Was it interesting and illuminating and fun? Or did it feel like being in an English class you never wanted to take? Let me know! (Seriously, feel free to let me know!) I’ll take your silence to mean, “Idk, just do whatever you want.”
So…let’s jump in for another round of questions/hints on the poems in what I’m calling “A Deeper Dive…” (as in, looking more closely at the work – and in reference to the cover of the book), “...A Delicious Donut” (in reference to the cover of the book – and because I friggin’ love donuts).
Try this (ya know, if you want): Pick one poem in the second half of the chapbook (starting with “The Tooth Fairy”), and see if the prompts below deepen or complicate your reading.
“The Tooth Fairy”: What did losing a tooth mean to you as a child – or mean to your children? Was the experience exhilarating, anxiety-inducing, or perhaps some combination? Why can rites of passage bring on so many strong/mixed emotions, and how do those feelings show up in the poem?
“Brent”: In the poem, the speaker reinvents himself as “Brent.” Where else in the chapbook does the speaker seek to escape himself and become someone else? Are there times/ways in your life you try to become – even temporarily – someone (or something) else?
“Timelapse”: I’ll be honest: this poem is kind of a mystery to me…and – what da heck?? – I’m the one who wrote it! Hint: In this poem, the speaker wishes for death: “Timelapse my body til it’s a garden” = Fast forward time until my buried corpse blooms into a garden above ground. “Fast forward this tape til I’m a candy wrapper on the phone / and salt & pepper static on the screen”: Imagine fast forwarding a VHS tape all the way ‘til the end – all you hear is static, and all you see is black and white on the screen; as in, speed up my life until I’m nothing. Then, with that in mind…try reading the poem again? (Or just skip it! Who cares! Not me!) (But I still love this poem.)

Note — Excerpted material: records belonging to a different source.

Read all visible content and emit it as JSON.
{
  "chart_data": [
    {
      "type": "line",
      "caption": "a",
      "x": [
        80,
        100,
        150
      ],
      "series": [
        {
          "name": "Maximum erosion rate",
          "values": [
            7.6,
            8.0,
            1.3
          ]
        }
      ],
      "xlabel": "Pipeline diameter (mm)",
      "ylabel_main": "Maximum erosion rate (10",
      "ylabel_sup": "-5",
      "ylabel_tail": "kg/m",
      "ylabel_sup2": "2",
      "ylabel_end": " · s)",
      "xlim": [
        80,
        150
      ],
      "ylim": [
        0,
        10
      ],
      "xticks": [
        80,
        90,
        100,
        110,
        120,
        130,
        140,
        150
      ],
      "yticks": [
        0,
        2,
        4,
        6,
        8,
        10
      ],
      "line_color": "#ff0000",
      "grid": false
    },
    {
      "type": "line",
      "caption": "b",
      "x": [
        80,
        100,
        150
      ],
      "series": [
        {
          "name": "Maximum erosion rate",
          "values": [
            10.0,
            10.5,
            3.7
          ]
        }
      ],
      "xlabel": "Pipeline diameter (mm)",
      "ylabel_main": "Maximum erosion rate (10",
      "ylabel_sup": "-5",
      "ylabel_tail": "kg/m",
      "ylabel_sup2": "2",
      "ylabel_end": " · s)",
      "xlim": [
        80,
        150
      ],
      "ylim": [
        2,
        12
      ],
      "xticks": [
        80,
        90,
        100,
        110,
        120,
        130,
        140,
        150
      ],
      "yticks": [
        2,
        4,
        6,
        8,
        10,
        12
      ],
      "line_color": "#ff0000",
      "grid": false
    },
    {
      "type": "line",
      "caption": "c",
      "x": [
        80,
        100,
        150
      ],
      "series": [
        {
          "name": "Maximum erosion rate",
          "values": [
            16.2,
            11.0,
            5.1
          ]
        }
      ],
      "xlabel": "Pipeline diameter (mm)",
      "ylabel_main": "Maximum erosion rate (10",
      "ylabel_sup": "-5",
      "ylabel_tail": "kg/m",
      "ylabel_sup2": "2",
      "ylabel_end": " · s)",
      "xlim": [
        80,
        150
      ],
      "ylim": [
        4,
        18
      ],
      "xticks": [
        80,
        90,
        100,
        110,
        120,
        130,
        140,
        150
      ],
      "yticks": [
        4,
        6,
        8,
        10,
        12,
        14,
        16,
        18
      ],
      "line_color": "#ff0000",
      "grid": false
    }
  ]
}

“Elegy For Jimmy”: To consider: In “Timelapse,” the speaker wishes for death (“Timelapse my body ‘til it’s a garden”). In “Elegy For Jimmy,” the speaker – as a teeanger – imagines death (“I figure that’s how death feels”) while his friend actually dies (“and only one of us knows if I’m right”). And in “Deep Sea Donuts,” the speaker fantasizes about death (as he “dreams of ways not to wake up”) but ultimately decides he’d rather live than drown (“because they don’t have bear claws at the bottom of the sea”). Thanks, donuts!
“Deep Sea Donuts”: How does this poem relate to the cover of the chapbook? On the cover, is the donut floating, sinking, or…perhaps…re: “Brent” – “hovering three to five inches off the ground”?
“Self-Portrait As Anyone I’m Not”: Hint: When I write “a one-cat heist meandering my way through a laser maze,” I am 100% imagining this iconic scene from Ocean’s 12 (a GOOD movie, definitely not as good as Ocean’s 11 but definitely MUCH better than Ocean’s 12 – don’t @ me), except with one single cat easily walking to the other size and stealing the multi-million dollar Fabergé Egg or whatever.
“I Wish You Superblooms”: How does the first poem (“Double Double”) speak to the last lines of this poem (“exponential,” “multiplying the zeroes”). Hint: MATH!!!